The most interesting and useful animal to the Indian is the llama. He will travel for miles without food or drink, over precipitous mountains and rocky paths, carry his 100-lb. load, and not an ounce more; for if you should happen to impose upon him he simply lies down on the path and refuses to budge an inch. They are splendid “passive resisters,” these llamas, and will have no nonsense from anyone, though, of course, their Indian owners know better than to overburden their llamas with superfluous luggage.

The llama, known as “the Bolivian Railway,” can travel fifteen miles a day. When he dies his flesh is eaten, but the Indian loves his animal too well to kill him for food.

“In many places the Indians are ill-treated, deceived, and robbed by the white Spanish-speaking people. They are looked upon as mere brutes, fit for nothing but work, instead of human beings with immortal souls. They sometimes live together in villages, sometimes in isolated, quiet nooks, or it may be in clusters of huts where there are two or three families.”

Each Indian has a few patches of ground for himself, and in exchange for this cultivates a few acres of crops for his owner. He also has a certain number of animals to care for, but this is mostly the work of his wife and family. Little children of from four to five years of age are supposed to be capable of driving a flock, and when a few years older they are away on the hills all day alone with their flocks.

One scarcely sees an Indian, either man or woman, altogether idle. If they have no other occupation, they spin away at wool for the clothing of their families.

Though this is an open and very healthy climate there is much sickness among the people, chiefly because they do not know how to take care of themselves. It is very amusing to see what remedies they use for inward and outward complaints. Dirt, feathers, and anything horrible is the common ointment for sores or wounds.

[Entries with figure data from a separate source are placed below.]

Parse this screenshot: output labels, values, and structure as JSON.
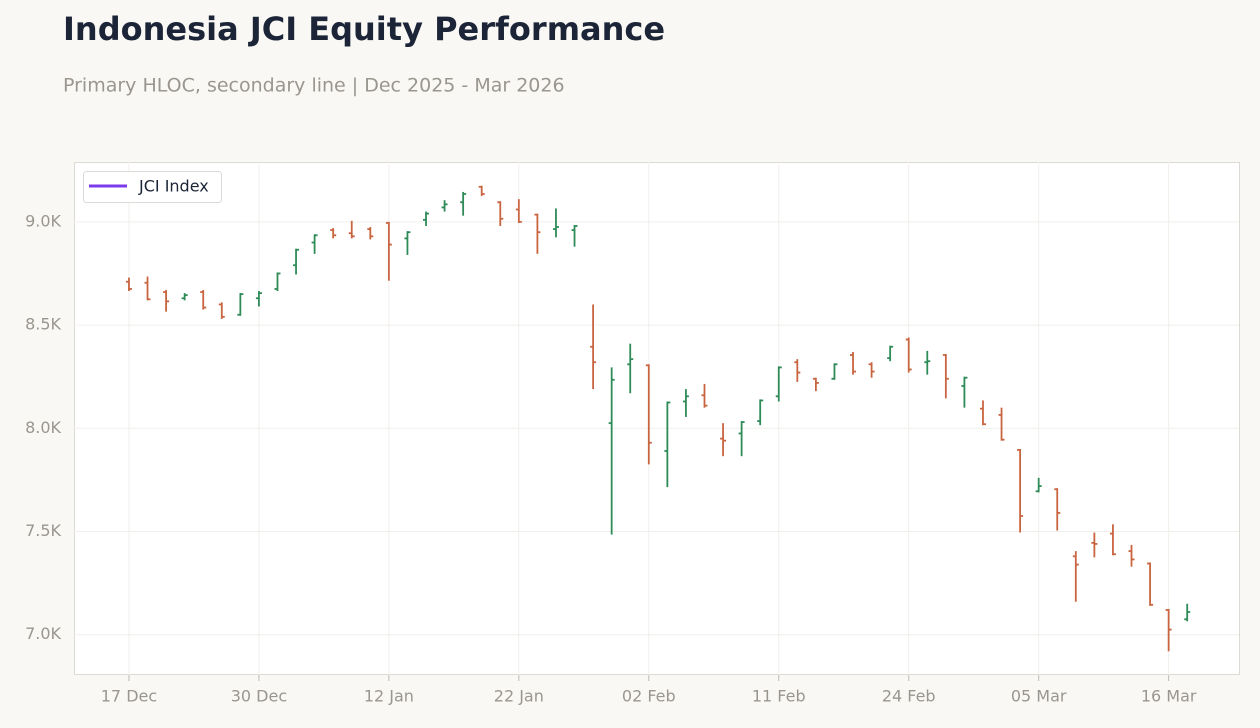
{
  "chart_data": {
    "type": "ohlc",
    "title": "Indonesia JCI Equity Performance",
    "subtitle": "Primary HLOC, secondary line | Dec 2025 - Mar 2026",
    "categories": [
      "17 Dec",
      null,
      null,
      null,
      null,
      null,
      null,
      "30 Dec",
      null,
      null,
      null,
      null,
      null,
      null,
      "12 Jan",
      null,
      null,
      null,
      null,
      null,
      null,
      "22 Jan",
      null,
      null,
      null,
      null,
      null,
      null,
      "02 Feb",
      null,
      null,
      null,
      null,
      null,
      null,
      "11 Feb",
      null,
      null,
      null,
      null,
      null,
      null,
      "24 Feb",
      null,
      null,
      null,
      null,
      null,
      null,
      "05 Mar",
      null,
      null,
      null,
      null,
      null,
      null,
      "16 Mar",
      null
    ],
    "series": [
      {
        "name": "JCI Index",
        "color": "#7c3aed",
        "up_color": "#2e8b57",
        "down_color": "#c8643f",
        "open": [
          8710,
          8705,
          8660,
          8630,
          8660,
          8600,
          8550,
          8630,
          8675,
          8790,
          8900,
          8960,
          8945,
          8965,
          8995,
          8920,
          9010,
          9070,
          9095,
          9170,
          9095,
          9060,
          9035,
          8965,
          8960,
          8395,
          8025,
          8310,
          8305,
          7890,
          8130,
          8160,
          7950,
          7975,
          8035,
          8155,
          8320,
          8240,
          8240,
          8355,
          8310,
          8340,
          8430,
          8320,
          8355,
          8205,
          8095,
          8065,
          7895,
          7695,
          7705,
          7380,
          7445,
          7490,
          7405,
          7345,
          7120,
          7075
        ],
        "high": [
          8730,
          8735,
          8670,
          8655,
          8670,
          8610,
          8655,
          8665,
          8755,
          8870,
          8940,
          8970,
          9005,
          8975,
          9000,
          8955,
          9050,
          9105,
          9145,
          9175,
          9100,
          9110,
          9040,
          9065,
          8985,
          8600,
          8295,
          8410,
          8310,
          8130,
          8190,
          8215,
          8025,
          8035,
          8140,
          8300,
          8335,
          8245,
          8315,
          8370,
          8320,
          8400,
          8440,
          8375,
          8360,
          8250,
          8135,
          8100,
          7900,
          7760,
          7710,
          7405,
          7495,
          7535,
          7435,
          7350,
          7125,
          7150
        ],
        "low": [
          8665,
          8620,
          8565,
          8620,
          8575,
          8530,
          8545,
          8590,
          8665,
          8745,
          8845,
          8920,
          8920,
          8915,
          8715,
          8840,
          8980,
          9050,
          9030,
          9125,
          8980,
          8995,
          8845,
          8925,
          8880,
          8190,
          7485,
          8170,
          7825,
          7715,
          8055,
          8100,
          7865,
          7865,
          8015,
          8130,
          8225,
          8180,
          8235,
          8260,
          8245,
          8325,
          8270,
          8260,
          8145,
          8100,
          8015,
          7940,
          7495,
          7690,
          7505,
          7160,
          7375,
          7385,
          7330,
          7140,
          6920,
          7065
        ],
        "close": [
          8675,
          8625,
          8615,
          8645,
          8585,
          8540,
          8650,
          8655,
          8750,
          8865,
          8935,
          8935,
          8930,
          8930,
          8890,
          8950,
          9040,
          9085,
          9135,
          9135,
          9015,
          9000,
          8950,
          8975,
          8980,
          8320,
          8235,
          8335,
          7930,
          8125,
          8155,
          8110,
          7940,
          8030,
          8135,
          8295,
          8270,
          8220,
          8310,
          8275,
          8275,
          8395,
          8285,
          8325,
          8240,
          8245,
          8020,
          7945,
          7575,
          7720,
          7590,
          7340,
          7440,
          7390,
          7365,
          7145,
          7025,
          7110
        ]
      }
    ],
    "ylim": [
      6805,
      9290
    ],
    "yticks": [
      {
        "value": 7000,
        "label": "7.0K"
      },
      {
        "value": 7500,
        "label": "7.5K"
      },
      {
        "value": 8000,
        "label": "8.0K"
      },
      {
        "value": 8500,
        "label": "8.5K"
      },
      {
        "value": 9000,
        "label": "9.0K"
      }
    ],
    "grid": true,
    "legend": "upper left"
  }
}
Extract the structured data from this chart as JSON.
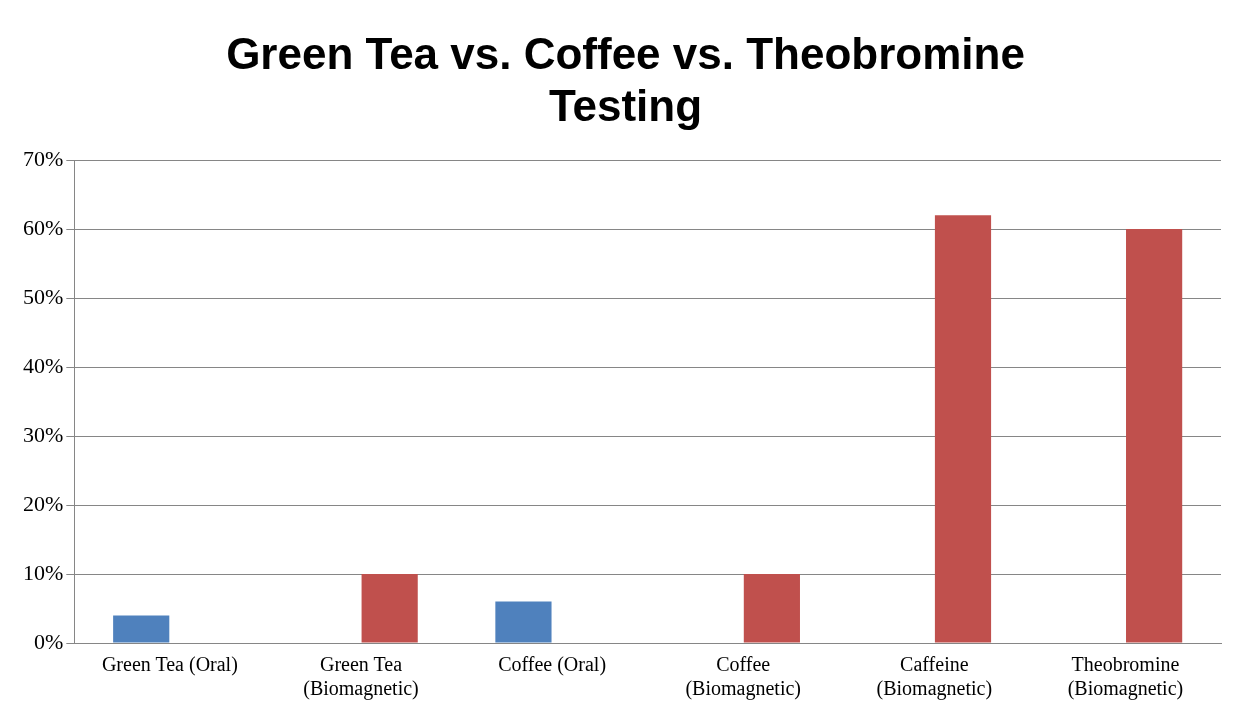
{
  "chart_data": {
    "type": "bar",
    "title": "Green Tea vs. Coffee vs. Theobromine Testing",
    "categories": [
      "Green Tea (Oral)",
      "Green Tea (Biomagnetic)",
      "Coffee (Oral)",
      "Coffee (Biomagnetic)",
      "Caffeine (Biomagnetic)",
      "Theobromine (Biomagnetic)"
    ],
    "series": [
      {
        "color": "#4f81bd",
        "values": [
          4,
          null,
          6,
          null,
          null,
          null
        ]
      },
      {
        "color": "#c0504d",
        "values": [
          null,
          10,
          null,
          10,
          62,
          60
        ]
      }
    ],
    "ylim": [
      0,
      70
    ],
    "yticks": [
      {
        "value": 0,
        "label": "0%"
      },
      {
        "value": 10,
        "label": "10%"
      },
      {
        "value": 20,
        "label": "20%"
      },
      {
        "value": 30,
        "label": "30%"
      },
      {
        "value": 40,
        "label": "40%"
      },
      {
        "value": 50,
        "label": "50%"
      },
      {
        "value": 60,
        "label": "60%"
      },
      {
        "value": 70,
        "label": "70%"
      }
    ],
    "grid": "y",
    "legend": false
  }
}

At a little ordinary warm water they laugh. Through the ignorance of their mothers, children, when sick, have a hard time. Some care very much, and would do anything to save their children; but others, rather than have the trouble of watching them, prefer that they should die, as a good many do.

“It is the condition of the little children that calls forth most sympathy and pity, and makes us long for the day when the True Light shall shine into the hearts of the people. The majority, unloved and uncared for, surrounded by dirt and disease, know nothing of the joys of childhood, nor of the blessing of home life.

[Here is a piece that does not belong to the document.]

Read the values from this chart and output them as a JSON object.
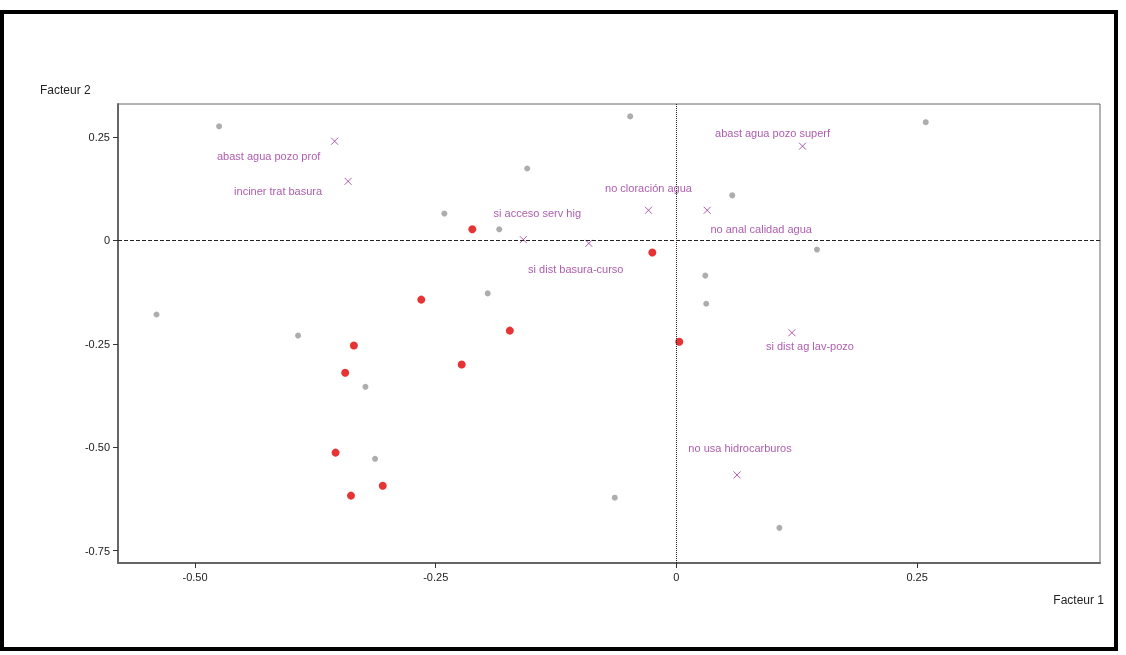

“Mothers are continually seen carrying their babies, full of disease, about the streets, and, what is worse, sitting in the market-places selling meat and bread with their sick babies in their laps. Passing along one day, a child was seen without a shred of clothing, yet with its little body literally covered with smallpox.”

Mr Will Payne, a pioneer missionary of Bolivia, says it is quite a common thing to buy and sell children in this country. He tells of three little girls who were purchased for £2 each, “and are held by their owner until they reach the age of twenty-one, during which time they are compelled to work in the house, receiving their food and clothing in exchange.

“If they fall into the hands of a kind master or mistress they have an easy, happy time, and in a few cases are taught to read and write. Should they, however, find a cruel owner, there is nothing to prevent their suffering very much like the slaves of other days.